Benefits of Easy to Use Web Application Security Scanner
Improve Productivity and Reduce Costs of Web Application Security
Clearly, this is the most obvious benefit of all; easy to use software costs much less to run and helps improve productivity. Users do not need to be trained or certified and they do not require extensive amounts of time to try and figure out how the tool works. Another great benefit of having an easy to use web application security scanner is that the scanning tasks can be assigned to someone who's role is less technical and in a lower pay grade than a developer, therefore allowing you to let the developers focus on what they do best; write code and fix any reported security issues.
Let's take a look at a practical example; configuring URL rewrite rules in a web application security scanner. Have you ever tried to configure URL rewrite rules in any other scanner apart from Netsparker Desktop or Netsparker Enterprise? You need to have access to the web server configuration and analyze the configuration. You also need to know how to write regular expressions. Let's face it, even though regular expressions are not rocket science, unless you are developer or use them on a daily basis writing them can be quite a time consuming process, if not frustrating.
In today's fast paced world, the user does not need to know about the in and outs of a website or web application to detect vulnerabilities and security issues in it. Nor do they need to know how to write regular expressions or have access to the web server configuration, which might lead to other security issues. Configuring URL rewrite rules should be simple; specify the URL & the parameters and let the scanner automate the URL rewrite configuration for you, as it is in Netsparker.
But we at Netsparker are not settling for just this. We love a new challenge and we are going a step further. Currently, we are working on a new feature for both Netsparker Desktop and our online web application security scanner Netsparker Enterprise that will automatically detect URL Rewrite rules for crawling and attacking purposes. Therefore there is nothing that the user needs to do. Of course we will still allow the geeky users to configure their own rules should they want to, but we are further simplifying the process without losing any of the product's capabilities.
More Accurate Web Vulnerability Scans and More Secure Websites and Web Applications
Garbage in, garbage out.
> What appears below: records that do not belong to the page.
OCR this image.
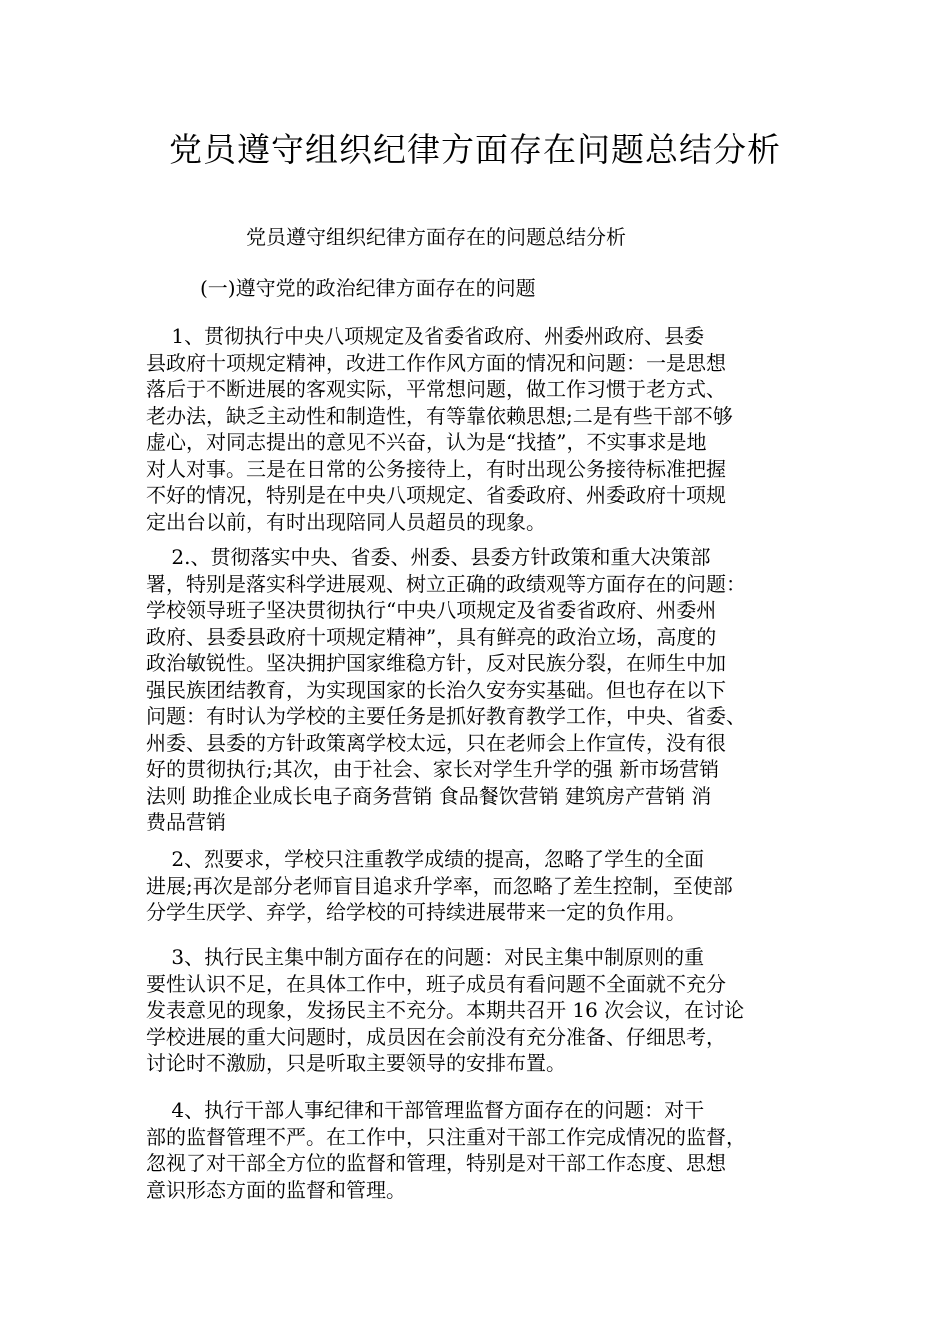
党员遵守组织纪律方面存在问题总结分析

党员遵守组织纪律方面存在的问题总结分析

(一)遵守党的政治纪律方面存在的问题

1、贯彻执行中央八项规定及省委省政府、州委州政府、县委
县政府十项规定精神，改进工作作风方面的情况和问题：一是思想
落后于不断进展的客观实际，平常想问题，做工作习惯于老方式、
老办法，缺乏主动性和制造性，有等靠依赖思想;二是有些干部不够
虚心，对同志提出的意见不兴奋，认为是“找揸”，不实事求是地
对人对事。三是在日常的公务接待上，有时出现公务接待标准把握
不好的情况，特别是在中央八项规定、省委政府、州委政府十项规
定出台以前，有时出现陪同人员超员的现象。
2.、贯彻落实中央、省委、州委、县委方针政策和重大决策部
署，特别是落实科学进展观、树立正确的政绩观等方面存在的问题：
学校领导班子坚决贯彻执行“中央八项规定及省委省政府、州委州
政府、县委县政府十项规定精神”，具有鲜亮的政治立场，高度的
政治敏锐性。坚决拥护国家维稳方针，反对民族分裂，在师生中加
强民族团结教育，为实现国家的长治久安夯实基础。但也存在以下
问题：有时认为学校的主要任务是抓好教育教学工作，中央、省委、
州委、县委的方针政策离学校太远，只在老师会上作宣传，没有很
好的贯彻执行;其次，由于社会、家长对学生升学的强 新市场营销
法则 助推企业成长电子商务营销 食品餐饮营销 建筑房产营销 消
费品营销
2、烈要求，学校只注重教学成绩的提高，忽略了学生的全面
进展;再次是部分老师盲目追求升学率，而忽略了差生控制，至使部
分学生厌学、弃学，给学校的可持续进展带来一定的负作用。
3、执行民主集中制方面存在的问题：对民主集中制原则的重
要性认识不足，在具体工作中，班子成员有看问题不全面就不充分
发表意见的现象，发扬民主不充分。本期共召开 16 次会议，在讨论
学校进展的重大问题时，成员因在会前没有充分准备、仔细思考，
讨论时不激励，只是听取主要领导的安排布置。
4、执行干部人事纪律和干部管理监督方面存在的问题：对干
部的监督管理不严。在工作中，只注重对干部工作完成情况的监督，
忽视了对干部全方位的监督和管理，特别是对干部工作态度、思想
意识形态方面的监督和管理。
If you are not familiar with this term, it means that if you feed garbage to a computer it will produce garbage since it operates by logical processes. The same applies to a web application security scanner. If it is difficult to configure, users will not configure it correctly and it will produce incorrect scan results. This means it will fail to scan the website properly, report a lot of false positives and miss genuine vulnerabilities.
Web Application Security Automation Made Easy
Automation and easy to use security software is definitely the way forward if we would like to see more organizations adopt our solutions and develop more secure websites and web applications. As we have clearly shown, there is no need to limit any of the product's capabilities in order to deliver user friendly product. In fact both the desktop and online edition of our automated web application security scanners are fully blown scanners and every automated process can be overridden and configured manually. However, we have found that only the minority need such fully configurable scanners and we are happy to cater for them. Though the generic user base needs easy to use tools. After all they want to scan web applications and identify vulnerabilities and not fly rockets to the moon, unless of course they work for NASA, in which case, Cool!